Heartoverheadhouse Tue 04-Jul-17 22:56:15

We're trying to buy in the same type of market. I'm calling agents weekly to see what's coming on their books, reminding them we are still looking and definitely best and final offer and a "take if off the market now" offer. It's possible to get viewing before it goes live on rightmove with the being in touch with agents approach.

GardenGeek Tue 04-Jul-17 23:10:27

We had same issue, the competition was just too much and 140/150 houses were going for 175 due to all the best and final offers/ multiple viewings at same time madness.

so we moved up slightly to very top of our range; we are adding more deposit to make it up (just under 200) and was looking at houses at start of next tier, just over FTB/ BTL developer IYSWIM - you will have to work out what £ that is for your area, but once they stop doing best and final offers is a good indicator. Then you can look at houses for slightly more and put in lower offers than asking but still your max.

Then we had the advantage of being chain free which we didn't have before. We ended up getting the house under asking and not even being the highest bidder who offered over asking in a chain. We just said at the beginning thats what we offer. They told us we had lost the bid twice and did we want to up it twice before they rung us to tell us the vendor chose us for quick sale.
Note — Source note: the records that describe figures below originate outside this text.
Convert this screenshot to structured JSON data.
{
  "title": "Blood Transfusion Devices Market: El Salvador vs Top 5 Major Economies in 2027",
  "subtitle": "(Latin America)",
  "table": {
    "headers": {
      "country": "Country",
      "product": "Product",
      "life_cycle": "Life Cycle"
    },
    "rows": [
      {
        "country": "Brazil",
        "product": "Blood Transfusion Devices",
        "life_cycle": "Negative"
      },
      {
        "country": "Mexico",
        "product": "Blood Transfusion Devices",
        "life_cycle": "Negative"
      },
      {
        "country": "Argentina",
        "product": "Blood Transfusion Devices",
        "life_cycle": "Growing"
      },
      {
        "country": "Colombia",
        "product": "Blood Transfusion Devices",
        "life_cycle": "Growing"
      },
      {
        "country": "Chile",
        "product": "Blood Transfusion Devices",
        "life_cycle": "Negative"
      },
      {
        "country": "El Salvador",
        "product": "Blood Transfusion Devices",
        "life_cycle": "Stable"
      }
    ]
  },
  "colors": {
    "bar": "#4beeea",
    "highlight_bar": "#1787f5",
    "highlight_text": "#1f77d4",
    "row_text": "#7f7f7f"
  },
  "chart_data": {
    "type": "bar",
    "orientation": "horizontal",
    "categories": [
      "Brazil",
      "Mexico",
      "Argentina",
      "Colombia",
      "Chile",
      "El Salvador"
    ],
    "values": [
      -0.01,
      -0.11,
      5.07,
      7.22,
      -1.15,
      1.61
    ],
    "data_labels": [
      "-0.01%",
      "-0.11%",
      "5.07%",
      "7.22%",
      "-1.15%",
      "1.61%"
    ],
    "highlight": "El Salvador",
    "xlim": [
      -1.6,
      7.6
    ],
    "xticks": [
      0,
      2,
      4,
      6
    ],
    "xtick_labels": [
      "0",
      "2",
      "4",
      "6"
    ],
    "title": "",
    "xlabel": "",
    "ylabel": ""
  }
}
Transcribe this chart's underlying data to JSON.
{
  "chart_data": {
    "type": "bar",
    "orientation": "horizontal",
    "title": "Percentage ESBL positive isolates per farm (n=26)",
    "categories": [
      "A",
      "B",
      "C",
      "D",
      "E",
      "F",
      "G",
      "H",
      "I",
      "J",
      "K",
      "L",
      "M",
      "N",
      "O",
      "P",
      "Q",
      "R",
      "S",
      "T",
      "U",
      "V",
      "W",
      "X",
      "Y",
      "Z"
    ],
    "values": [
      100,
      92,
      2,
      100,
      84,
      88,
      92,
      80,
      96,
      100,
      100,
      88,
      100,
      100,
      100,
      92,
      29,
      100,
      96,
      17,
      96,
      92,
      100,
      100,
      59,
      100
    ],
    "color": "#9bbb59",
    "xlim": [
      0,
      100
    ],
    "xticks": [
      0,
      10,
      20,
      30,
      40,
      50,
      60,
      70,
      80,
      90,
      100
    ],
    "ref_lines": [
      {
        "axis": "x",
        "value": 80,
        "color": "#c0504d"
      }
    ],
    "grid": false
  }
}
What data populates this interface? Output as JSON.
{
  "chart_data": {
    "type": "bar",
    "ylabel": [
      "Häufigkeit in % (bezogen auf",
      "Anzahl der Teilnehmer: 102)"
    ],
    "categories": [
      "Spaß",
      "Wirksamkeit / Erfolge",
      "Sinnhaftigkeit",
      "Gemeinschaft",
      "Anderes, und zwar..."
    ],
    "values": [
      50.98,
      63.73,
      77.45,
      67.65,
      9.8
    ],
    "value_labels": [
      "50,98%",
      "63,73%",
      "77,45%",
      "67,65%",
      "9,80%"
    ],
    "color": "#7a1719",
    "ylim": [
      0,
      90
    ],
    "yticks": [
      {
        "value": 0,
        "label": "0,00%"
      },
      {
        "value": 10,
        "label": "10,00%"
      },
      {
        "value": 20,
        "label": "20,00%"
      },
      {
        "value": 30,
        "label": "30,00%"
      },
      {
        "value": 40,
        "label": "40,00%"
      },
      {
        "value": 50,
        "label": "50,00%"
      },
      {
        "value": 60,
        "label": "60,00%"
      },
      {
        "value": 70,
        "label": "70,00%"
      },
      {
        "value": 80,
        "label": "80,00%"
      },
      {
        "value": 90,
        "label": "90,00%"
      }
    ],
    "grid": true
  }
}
If you can use the money from your flat to push you slightly into the next bracket it might be worth it. I feel for the 20k more I am getting so much more, and its well priced as opposed to over priced for the first rung of the ladder. IYSWIM.

Goodluck

JellyBellies Thu 06-Jul-17 11:00:52

Hi, We bought in the same/similar area in the east mids last year. We lost a few house due to only offering asking price!
The only reason we managed to buy was that we had made an offer which wasn't accepted initially. Them the chain fell through and the sellers were on a timeline as they were emigrating. And they accepted our offer as we were chain free.

My advice is be as flexible as possible about moving dates, highlight that you are chain free. Make a decent offer where possible even if you think you won't get it.